To compute the standard error around that estimate, you need to define the book-level variate on the same scale as $r$, which will probably have to be the inverse number of books per person for the person that the book is identified with (i.e., $r_i=1$ for one Alice's book, $r_i=0.5$ for the two Bob's books, and $r_i=0.25$ for the four Charlie's books).
They all are, however, underestimates of how many books a person has. A better estimate would inflate these per-person estimates by the inverse of the sampling rates. If you sampled at the rate of $7/15$, you cannot realistically expect to get every book a person has, but you can expect to get $7/15$ of all of their books. Hence a better ratio estimate of the number of books per person is $\tilde r^{-1} = n/k \cdot N/n = N/k$. Then the estimate of the population total number of people is $\tilde K=N \cdot \tilde r=N \cdot k/N=k$, which is not satisfactory as it is clearly only a lower bound (there may be some people who did not make it to the sample, like Daisy).

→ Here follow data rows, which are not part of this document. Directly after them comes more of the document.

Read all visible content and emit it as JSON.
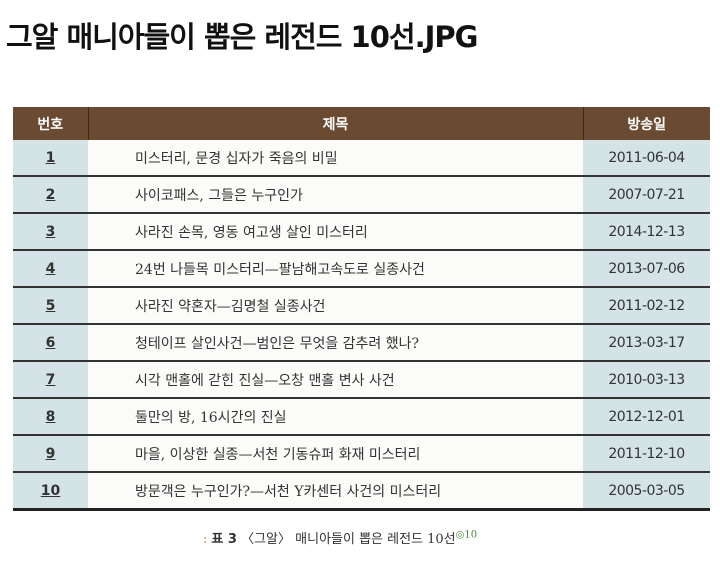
{
  "title": "그알 매니아들이 뽑은 레전드 10선.JPG",
  "table": {
    "headers": [
      "번호",
      "제목",
      "방송일"
    ],
    "rows": [
      {
        "no": "1",
        "title": "미스터리, 문경 십자가 죽음의 비밀",
        "date": "2011-06-04"
      },
      {
        "no": "2",
        "title": "사이코패스, 그들은 누구인가",
        "date": "2007-07-21"
      },
      {
        "no": "3",
        "title": "사라진 손목, 영동 여고생 살인 미스터리",
        "date": "2014-12-13"
      },
      {
        "no": "4",
        "title": "24번 나들목 미스터리—팔남해고속도로 실종사건",
        "date": "2013-07-06"
      },
      {
        "no": "5",
        "title": "사라진 약혼자—김명철 실종사건",
        "date": "2011-02-12"
      },
      {
        "no": "6",
        "title": "청테이프 살인사건—범인은 무엇을 감추려 했나?",
        "date": "2013-03-17"
      },
      {
        "no": "7",
        "title": "시각 맨홀에 갇힌 진실—오창 맨홀 변사 사건",
        "date": "2010-03-13"
      },
      {
        "no": "8",
        "title": "둘만의 방, 16시간의 진실",
        "date": "2012-12-01"
      },
      {
        "no": "9",
        "title": "마을, 이상한 실종—서천 기동슈퍼 화재 미스터리",
        "date": "2011-12-10"
      },
      {
        "no": "10",
        "title": "방문객은 누구인가?—서천 Y카센터 사건의 미스터리",
        "date": "2005-03-05"
      }
    ]
  },
  "caption": {
    "colon": ":",
    "label": "표 3",
    "text": "〈그알〉 매니아들이 뽑은 레전드 10선",
    "sup": "◎10"
  }
}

If you were to know the true number of books per person (that Alice has 5, Bob has 2, and Charlie has 7),  then you could form your estimator of the population number of people as follows. Among the three sampled people, the inverse of the average number of books is $\breve r^{-1}=(5+2+7)/3=14/3$. The known people are known to have $\breve N=14$ books out of $N=15$ in the population, so there is $N-\breve N=1$ book(s) left. At the known rate of book ownership, these remaining book(s) can be estimated to contribute $(N-\breve N)r = 1\cdot 3/14=3/14$ persons, for a total of $k+(N-\breve N)r=3 3/14$ persons.
There is a further room for improvement on this, of course (provided that you know the true number of books). Take the remainder of the population of books $N-\breve N$, and entertain the possible ways of allocating it into persons, i.e., one-book persons, two-book persons, etc. Then you can maximize the joint likelihood of having observed the people that are in the sample and those who are not in the sample, and obtain the most accurate estimate of the number of people in the population. In the above example, you would trivially conclude that there must be exactly one person left out of the sample, as there is only one book left unaccounted for. If you had two books unaccounted for, you could decide to either split them to two one-book persons, or keep them together as a one two-book person; putting these into the multinomial probability calculation would tell you which of these two alternatives is more likely. If you had three books unaccounted for, you could have one person with three books, two persons with 1 and 2 books, or three persons one book each. Etc. For a person $j$ with $b_j$ books, the probability of not making into the sample is ${b_j \choose 0} {N-b_j \choose n}/{N \choose n}$, and the probability of being in the sample is the complement of that. The sample likelihood is then the complement of the probability of not being in the sample for those who made it to the sample (for Alice, Bob and Charlie: $1-{b_A + b_B + b_C \choose 0}{\sum b_j\choose n}/{N \choose n}$ times the probabilities for those who did not make it, ${\sum_j b_j \choose 0}{b_A + b_B + b_C \choose n}/{N \choose n}$, and this is maximized over the arrangements such that $\sum_j b_j + b_A + b_B + b_C = N, b_j \in \mathbf{N}$. This is basically saying that if you have a lot of books, you are more likely to make it to the sample. You need a discrete maximization algorithm (branch and bound?) to solve this. Once again, this relies heavily on your ability to figure out from a book how many other books that its owner have;  this may be a tall order depending on your actual application.
So this is not a terminology question at all, this is a rather serious methodological question.